The significance of swamps
Swamps are so significant that they are included in the Helmi habitats programme, which, led by the Ministry of the Environment, aims “to strengthen biodiversity and safeguard vital ecosystem services” provided by nature and to help combat climate change. The Finnish Parliament allocated an additional 100 million euros to nature conservation in 2020, of which 42 million went to the Helmi programme. Helmi means “pearl” in Finnish.
“More than half of Finland’s peatland has been drained for forestry purposes, leaving about four million hectares undrained,” says Kaija Eisto of Parks and Wildlife Finland, the agency tasked with state-owned protected areas. It is part of Metsähallitus (which means “forest administration”), the state enterprise that manages state-owned land and water across the country.
“Peatland has been drained by digging ditches in order to improve the conditions for cultivating trees,” says Eisto. “My work includes protection, restoration and management of habitats in protected areas.”
Stepping up restoration
Protected areas across Finland, including its 40 national parks, contain about 50,000 hectares of peatland drained before they were designated as protected areas. Of this area, about 28,000 hectares have been restored in work carried out over the last three decades.

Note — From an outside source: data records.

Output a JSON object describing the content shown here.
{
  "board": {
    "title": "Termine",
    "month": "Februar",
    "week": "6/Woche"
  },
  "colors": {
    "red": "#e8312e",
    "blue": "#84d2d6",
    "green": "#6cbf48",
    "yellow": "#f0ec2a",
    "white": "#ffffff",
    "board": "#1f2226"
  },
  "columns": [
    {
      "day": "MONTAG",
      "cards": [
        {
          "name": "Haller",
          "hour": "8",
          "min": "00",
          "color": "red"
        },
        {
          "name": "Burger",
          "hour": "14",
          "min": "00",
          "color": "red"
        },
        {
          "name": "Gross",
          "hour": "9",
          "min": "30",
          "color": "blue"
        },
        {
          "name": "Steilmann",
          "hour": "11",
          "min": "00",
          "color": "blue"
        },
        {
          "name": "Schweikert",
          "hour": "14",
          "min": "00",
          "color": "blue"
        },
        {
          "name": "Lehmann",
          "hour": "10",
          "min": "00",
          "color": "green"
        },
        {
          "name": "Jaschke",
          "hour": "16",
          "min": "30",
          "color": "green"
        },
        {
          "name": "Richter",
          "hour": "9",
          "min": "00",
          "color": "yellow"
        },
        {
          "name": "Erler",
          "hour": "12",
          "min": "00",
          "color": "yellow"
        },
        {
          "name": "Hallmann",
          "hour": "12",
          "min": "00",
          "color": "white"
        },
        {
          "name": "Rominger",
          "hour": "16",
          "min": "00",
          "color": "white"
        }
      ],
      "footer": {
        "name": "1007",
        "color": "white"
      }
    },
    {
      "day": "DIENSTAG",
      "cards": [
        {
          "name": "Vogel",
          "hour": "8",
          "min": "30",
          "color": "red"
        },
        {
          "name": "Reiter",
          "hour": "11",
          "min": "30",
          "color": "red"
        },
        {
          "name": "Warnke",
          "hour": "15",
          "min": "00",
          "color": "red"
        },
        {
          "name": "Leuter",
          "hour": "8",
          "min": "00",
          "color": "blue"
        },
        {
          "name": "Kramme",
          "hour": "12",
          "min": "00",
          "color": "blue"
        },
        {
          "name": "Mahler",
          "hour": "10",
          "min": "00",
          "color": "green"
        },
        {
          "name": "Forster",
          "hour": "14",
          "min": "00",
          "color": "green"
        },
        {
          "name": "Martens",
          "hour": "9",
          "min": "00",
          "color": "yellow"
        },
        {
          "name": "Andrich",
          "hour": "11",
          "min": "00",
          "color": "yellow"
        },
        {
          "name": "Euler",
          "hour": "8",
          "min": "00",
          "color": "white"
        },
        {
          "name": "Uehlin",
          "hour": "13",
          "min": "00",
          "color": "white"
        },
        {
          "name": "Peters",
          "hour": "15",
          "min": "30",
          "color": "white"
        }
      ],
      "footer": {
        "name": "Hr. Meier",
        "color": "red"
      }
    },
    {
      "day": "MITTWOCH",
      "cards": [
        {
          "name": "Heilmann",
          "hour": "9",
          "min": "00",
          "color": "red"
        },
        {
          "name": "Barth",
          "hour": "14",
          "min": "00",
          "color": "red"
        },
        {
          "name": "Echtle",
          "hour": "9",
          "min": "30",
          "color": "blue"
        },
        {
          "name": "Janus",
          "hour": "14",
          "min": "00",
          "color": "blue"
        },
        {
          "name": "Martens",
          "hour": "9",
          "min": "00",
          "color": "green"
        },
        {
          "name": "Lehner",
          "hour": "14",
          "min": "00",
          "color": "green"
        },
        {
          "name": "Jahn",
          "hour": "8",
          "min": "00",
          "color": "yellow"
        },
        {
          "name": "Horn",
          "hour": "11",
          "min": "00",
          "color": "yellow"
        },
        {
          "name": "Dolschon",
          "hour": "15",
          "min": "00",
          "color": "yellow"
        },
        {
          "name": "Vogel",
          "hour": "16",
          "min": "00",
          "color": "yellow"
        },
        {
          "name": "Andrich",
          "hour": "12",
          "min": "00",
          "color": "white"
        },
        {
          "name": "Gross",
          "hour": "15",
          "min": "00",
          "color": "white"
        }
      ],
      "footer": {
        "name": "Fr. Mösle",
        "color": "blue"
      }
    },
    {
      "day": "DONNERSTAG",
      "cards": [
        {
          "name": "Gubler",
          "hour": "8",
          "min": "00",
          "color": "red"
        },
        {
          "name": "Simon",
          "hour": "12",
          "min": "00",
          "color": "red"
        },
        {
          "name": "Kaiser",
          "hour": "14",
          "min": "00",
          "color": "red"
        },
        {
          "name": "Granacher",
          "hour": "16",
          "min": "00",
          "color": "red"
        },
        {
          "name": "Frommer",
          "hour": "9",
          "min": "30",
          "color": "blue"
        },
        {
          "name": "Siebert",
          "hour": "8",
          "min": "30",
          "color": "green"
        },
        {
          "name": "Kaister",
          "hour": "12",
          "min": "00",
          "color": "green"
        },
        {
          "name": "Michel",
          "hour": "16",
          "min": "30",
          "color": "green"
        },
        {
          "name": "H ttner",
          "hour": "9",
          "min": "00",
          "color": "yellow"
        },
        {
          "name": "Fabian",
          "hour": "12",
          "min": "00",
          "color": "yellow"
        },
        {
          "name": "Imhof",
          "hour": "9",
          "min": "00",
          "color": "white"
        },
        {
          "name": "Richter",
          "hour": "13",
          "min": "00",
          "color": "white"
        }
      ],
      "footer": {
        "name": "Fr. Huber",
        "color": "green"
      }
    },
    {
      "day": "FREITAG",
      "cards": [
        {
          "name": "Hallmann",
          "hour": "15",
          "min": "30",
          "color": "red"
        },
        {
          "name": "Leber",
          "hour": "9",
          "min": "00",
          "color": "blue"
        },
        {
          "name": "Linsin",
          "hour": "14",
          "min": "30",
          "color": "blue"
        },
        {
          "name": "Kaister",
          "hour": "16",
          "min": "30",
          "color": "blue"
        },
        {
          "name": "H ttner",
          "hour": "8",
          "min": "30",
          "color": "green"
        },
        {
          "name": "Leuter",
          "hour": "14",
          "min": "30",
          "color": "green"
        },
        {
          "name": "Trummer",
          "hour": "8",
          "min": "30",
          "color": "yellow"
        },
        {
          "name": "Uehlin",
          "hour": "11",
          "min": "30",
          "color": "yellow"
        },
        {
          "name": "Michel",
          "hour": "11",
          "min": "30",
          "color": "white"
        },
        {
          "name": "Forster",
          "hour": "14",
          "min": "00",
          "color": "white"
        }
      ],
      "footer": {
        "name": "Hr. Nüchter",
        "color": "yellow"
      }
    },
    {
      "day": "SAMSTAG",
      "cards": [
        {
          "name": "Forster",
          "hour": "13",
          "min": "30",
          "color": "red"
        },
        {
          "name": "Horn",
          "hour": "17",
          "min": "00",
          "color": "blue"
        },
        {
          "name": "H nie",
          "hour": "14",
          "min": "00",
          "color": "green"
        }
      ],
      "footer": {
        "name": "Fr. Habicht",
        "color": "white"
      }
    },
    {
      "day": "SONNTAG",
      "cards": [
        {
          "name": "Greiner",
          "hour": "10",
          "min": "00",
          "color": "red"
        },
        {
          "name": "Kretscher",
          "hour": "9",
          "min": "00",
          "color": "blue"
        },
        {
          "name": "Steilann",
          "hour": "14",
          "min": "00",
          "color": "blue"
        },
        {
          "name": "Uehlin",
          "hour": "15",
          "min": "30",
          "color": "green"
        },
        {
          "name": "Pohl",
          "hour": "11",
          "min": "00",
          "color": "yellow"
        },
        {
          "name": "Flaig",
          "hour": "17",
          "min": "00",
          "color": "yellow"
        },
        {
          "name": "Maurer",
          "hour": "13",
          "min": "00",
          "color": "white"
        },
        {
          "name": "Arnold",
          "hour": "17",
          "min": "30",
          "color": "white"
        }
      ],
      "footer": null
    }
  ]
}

“It was very small-scale management when it began,” Eisto recalls. “But now we have several hundred hectares being restored each year. In state-owned areas that are not protected, there has also been peatland restoration for game habitat improvement.”
The main challenge in peatland restoration is to return water to where it naturally belonged before draining.
The work proceeds in various ways, says Eisto: “When we start the planning of peatland restoration, we want to have an idea of what that peatland looked like before the drainage. We have good aerial photos with which we can compare the peatland, before and after. Most commonly, we fill the ditches using peat from the ditch banks to stop the water flow. We can also block the ditches by building dams using wood, or with the peat that was removed when digging the ditch.”
Stop draining the swamp
The primary goal is to reestablish the right quality and quantity of water, returning the water table to its original level. “We are also aiming to improve biodiversity,” says Eisto. “In peatland that has been drained, the biodiversity is usually very low because of the lack of water. Habitat quality improves when many species – birds, butterflies, plants, mosses and natural communities – start to thrive again after restoration. And flood mitigation improves, since water is retained. Peatlands are important for game species, too.”
Climate regulation is another very important aspect, because peat in its natural habitat serves as a carbon sink, containing carbon dioxide rather than releasing it into the atmosphere. Conservationists are calling for disincentives to the burning of peat as an energy source in Finland.
Meanwhile, Eisto welcomes the funding from the Helmi programme. “We will continue the programme work until 2030,” she says, “and the first target is to restore 12,000 hectares of ditched mires by 2023, after which we will identify further targets. For so many years a lack of funding has held us back, but now we have a good budget.”